Isamu Noguchi was one of the most significant sculptors to emerge in the period between the two world wars. The son of a Japanese poet and an American writer, Noguchi spent most of his early years in Japan. After returning to the United States in 1918, he was apprenticed briefly to the sculptor Gutzon Borglum (1867-1941) and then studied with Onorio Ruotolo (1888-1966) at the Leonardo da Vinci School of Art in New York. A Guggenheim Fellowship enabled Noguchi to travel in 1927 to Paris, where he served as a studio apprentice to Constantin Brancusi (18761957). In the early 1930s he visited Paris; Peking, where he studied brush drawing with Qi Baishi (1863-1957); and Japan, where he learned ceramics from Uno Jinmatsu. In the mid-1940s he began creating marble slab constructions, using abstracted biomorphic shapes, and associating his sculptures with myths. He also continued to sculpt in terracotta and ceramic. In the late 1950s he reintroduced into his art more angular, geometric shapes, and he also worked in metal, particularly aluminum.
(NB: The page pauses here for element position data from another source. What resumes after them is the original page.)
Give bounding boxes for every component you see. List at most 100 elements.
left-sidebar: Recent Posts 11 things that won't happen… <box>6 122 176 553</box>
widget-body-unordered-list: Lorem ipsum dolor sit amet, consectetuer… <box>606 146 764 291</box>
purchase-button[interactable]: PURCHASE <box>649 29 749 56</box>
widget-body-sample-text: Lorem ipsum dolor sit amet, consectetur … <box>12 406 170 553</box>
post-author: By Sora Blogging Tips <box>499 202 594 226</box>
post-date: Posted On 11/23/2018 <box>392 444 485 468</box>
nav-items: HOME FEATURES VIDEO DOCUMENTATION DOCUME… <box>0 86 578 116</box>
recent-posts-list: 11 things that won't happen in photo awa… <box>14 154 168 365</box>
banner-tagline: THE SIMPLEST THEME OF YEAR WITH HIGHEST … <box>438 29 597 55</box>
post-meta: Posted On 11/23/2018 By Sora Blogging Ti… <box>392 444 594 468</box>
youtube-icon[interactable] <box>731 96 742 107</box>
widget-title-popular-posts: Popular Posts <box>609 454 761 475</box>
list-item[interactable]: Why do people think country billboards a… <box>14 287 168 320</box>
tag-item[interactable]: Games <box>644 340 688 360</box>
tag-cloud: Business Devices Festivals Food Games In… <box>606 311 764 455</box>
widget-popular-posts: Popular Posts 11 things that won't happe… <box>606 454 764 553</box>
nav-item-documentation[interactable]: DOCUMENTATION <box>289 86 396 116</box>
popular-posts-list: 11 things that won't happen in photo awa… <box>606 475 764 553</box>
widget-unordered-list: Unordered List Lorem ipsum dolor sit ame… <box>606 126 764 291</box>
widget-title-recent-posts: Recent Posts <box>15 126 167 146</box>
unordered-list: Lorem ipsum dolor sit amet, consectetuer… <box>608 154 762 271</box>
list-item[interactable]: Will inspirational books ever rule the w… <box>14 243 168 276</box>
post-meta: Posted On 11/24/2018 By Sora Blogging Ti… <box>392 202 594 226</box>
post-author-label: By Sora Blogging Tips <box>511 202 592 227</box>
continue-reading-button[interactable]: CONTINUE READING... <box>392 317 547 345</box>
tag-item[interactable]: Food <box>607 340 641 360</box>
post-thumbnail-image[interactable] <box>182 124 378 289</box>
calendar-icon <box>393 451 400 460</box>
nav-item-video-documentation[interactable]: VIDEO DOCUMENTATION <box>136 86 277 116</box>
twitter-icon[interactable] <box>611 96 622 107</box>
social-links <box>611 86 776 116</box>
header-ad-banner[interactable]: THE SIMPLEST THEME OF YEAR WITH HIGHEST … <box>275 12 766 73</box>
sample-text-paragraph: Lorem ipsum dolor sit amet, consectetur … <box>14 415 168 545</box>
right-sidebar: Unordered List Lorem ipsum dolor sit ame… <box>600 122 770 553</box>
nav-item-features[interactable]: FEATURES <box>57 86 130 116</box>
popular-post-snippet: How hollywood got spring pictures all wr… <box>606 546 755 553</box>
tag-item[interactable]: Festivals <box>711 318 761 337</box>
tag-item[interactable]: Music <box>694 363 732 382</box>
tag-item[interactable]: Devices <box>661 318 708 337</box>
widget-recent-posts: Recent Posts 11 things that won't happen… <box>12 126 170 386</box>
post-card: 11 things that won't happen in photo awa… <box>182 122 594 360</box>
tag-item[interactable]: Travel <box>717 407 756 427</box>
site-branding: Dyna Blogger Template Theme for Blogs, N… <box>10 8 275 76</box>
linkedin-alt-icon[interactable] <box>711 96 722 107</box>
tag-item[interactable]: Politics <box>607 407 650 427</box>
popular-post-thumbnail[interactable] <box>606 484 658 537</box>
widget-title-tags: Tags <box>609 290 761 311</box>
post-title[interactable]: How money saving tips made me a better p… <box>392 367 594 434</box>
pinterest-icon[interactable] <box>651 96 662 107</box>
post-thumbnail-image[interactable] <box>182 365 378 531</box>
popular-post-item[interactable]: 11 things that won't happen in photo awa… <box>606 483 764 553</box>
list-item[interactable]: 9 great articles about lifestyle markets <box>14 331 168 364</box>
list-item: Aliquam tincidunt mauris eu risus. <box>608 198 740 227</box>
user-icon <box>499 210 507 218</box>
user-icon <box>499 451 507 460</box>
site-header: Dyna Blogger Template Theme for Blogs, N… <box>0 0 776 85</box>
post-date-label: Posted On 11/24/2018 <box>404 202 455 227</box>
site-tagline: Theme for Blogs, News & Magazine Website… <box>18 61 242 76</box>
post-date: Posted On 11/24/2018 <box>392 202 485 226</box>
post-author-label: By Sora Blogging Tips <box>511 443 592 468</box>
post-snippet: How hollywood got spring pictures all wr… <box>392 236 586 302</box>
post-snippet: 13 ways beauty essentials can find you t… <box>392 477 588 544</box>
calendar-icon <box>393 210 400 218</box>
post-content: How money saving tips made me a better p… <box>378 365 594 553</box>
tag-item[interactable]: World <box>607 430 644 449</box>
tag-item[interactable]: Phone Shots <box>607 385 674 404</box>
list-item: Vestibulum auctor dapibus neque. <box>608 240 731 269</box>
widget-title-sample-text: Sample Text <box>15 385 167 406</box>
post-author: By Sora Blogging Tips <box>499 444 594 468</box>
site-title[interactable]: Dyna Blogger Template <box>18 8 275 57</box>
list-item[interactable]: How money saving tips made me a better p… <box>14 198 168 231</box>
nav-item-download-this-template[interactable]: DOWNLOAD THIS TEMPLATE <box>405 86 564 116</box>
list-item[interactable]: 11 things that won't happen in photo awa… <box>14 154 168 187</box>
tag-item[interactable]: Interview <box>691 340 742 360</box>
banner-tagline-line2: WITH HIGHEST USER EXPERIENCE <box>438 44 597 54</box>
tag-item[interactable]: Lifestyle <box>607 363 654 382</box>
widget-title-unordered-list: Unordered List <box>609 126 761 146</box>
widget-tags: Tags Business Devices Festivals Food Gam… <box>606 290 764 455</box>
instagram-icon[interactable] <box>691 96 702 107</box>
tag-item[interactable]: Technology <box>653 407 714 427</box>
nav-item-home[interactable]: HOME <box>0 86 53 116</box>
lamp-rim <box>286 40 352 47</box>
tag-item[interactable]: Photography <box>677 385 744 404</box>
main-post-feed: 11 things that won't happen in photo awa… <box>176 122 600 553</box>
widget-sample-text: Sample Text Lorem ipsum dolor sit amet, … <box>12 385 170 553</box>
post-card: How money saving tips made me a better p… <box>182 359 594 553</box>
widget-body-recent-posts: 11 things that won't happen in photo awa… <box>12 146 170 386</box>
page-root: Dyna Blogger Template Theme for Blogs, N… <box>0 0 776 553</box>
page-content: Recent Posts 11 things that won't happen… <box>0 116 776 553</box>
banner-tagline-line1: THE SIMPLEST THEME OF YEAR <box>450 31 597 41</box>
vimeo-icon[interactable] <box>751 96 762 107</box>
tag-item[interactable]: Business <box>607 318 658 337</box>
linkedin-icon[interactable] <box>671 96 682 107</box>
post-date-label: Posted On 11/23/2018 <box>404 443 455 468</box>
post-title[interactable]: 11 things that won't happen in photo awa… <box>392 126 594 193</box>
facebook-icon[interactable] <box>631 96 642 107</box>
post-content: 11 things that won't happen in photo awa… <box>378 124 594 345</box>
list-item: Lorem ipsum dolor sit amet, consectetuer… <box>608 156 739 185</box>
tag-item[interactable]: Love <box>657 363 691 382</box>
Noguchi extended the boundaries of sculpture to include its use in the theater and as environmental works. The stage offered him a place to realize his imaginary environments. Best known for his collaborations with Martha Graham, which began in 1926, he continued to be involved in the theater until the early 1970s. His first designs for public spaces date from the mid-1930s and his landscape reliefs from the early 1940s, but none was realized until the early 1950s. The gardens and playgrounds enable people to experience sculpture directly as part of their everyday life. Selfilluminating sculpture, furniture, lamps, and interiors also occupied the artist as early as the 1940s.

In 1929 the Eugene Schoen Gallery in New York gave Noguchi his first solo exhibition. He had his first exhibition in London in 1934, in Japan in 1950, and in France in 1964. In 1942 the San Francisco Museum of Art organized his first museum exhibition, and in 1968 the Whitney Museum of Art gave him his first retrospective.

Noguchi established a studio in Japan in 1952 and commuted between there and New York. In the 1960s he established a studio in Long Island City, now the Isamu Noguchi Garden Museum. He remained productive, attracting many large-scale, private and public commissions, until his death.

BIBLIOGRAPHY
New York, Whitney Museum of American Art, Isamu Noguchi, exh. cat., 1968, published by Frederick A. Praeger, text by John Gordon, chronology; bibliography, lists of collections and exhibitions § Isamu Noguchi, A Sculptor’s World (New York: Harper & Row, 1968), with foreword by R. Buckminster Fuller § Sam Hunter, Isamu Noguchi (New York: Abbeville Press, 1978), with chronology, lists of exhibitions and awards, bibliography § Nancy Grove and Diane Botnick, The Sculpture of Isamu Noguchi, 1924-1979: A Catalogue (New York: Garland, 1980), with foreword by the artist, chronology, bibliography § Nancy Grove, "Isamu Noguchi: A Study of the Sculpture," Ph.D. diss., City University of New York, 1983, with bibliography.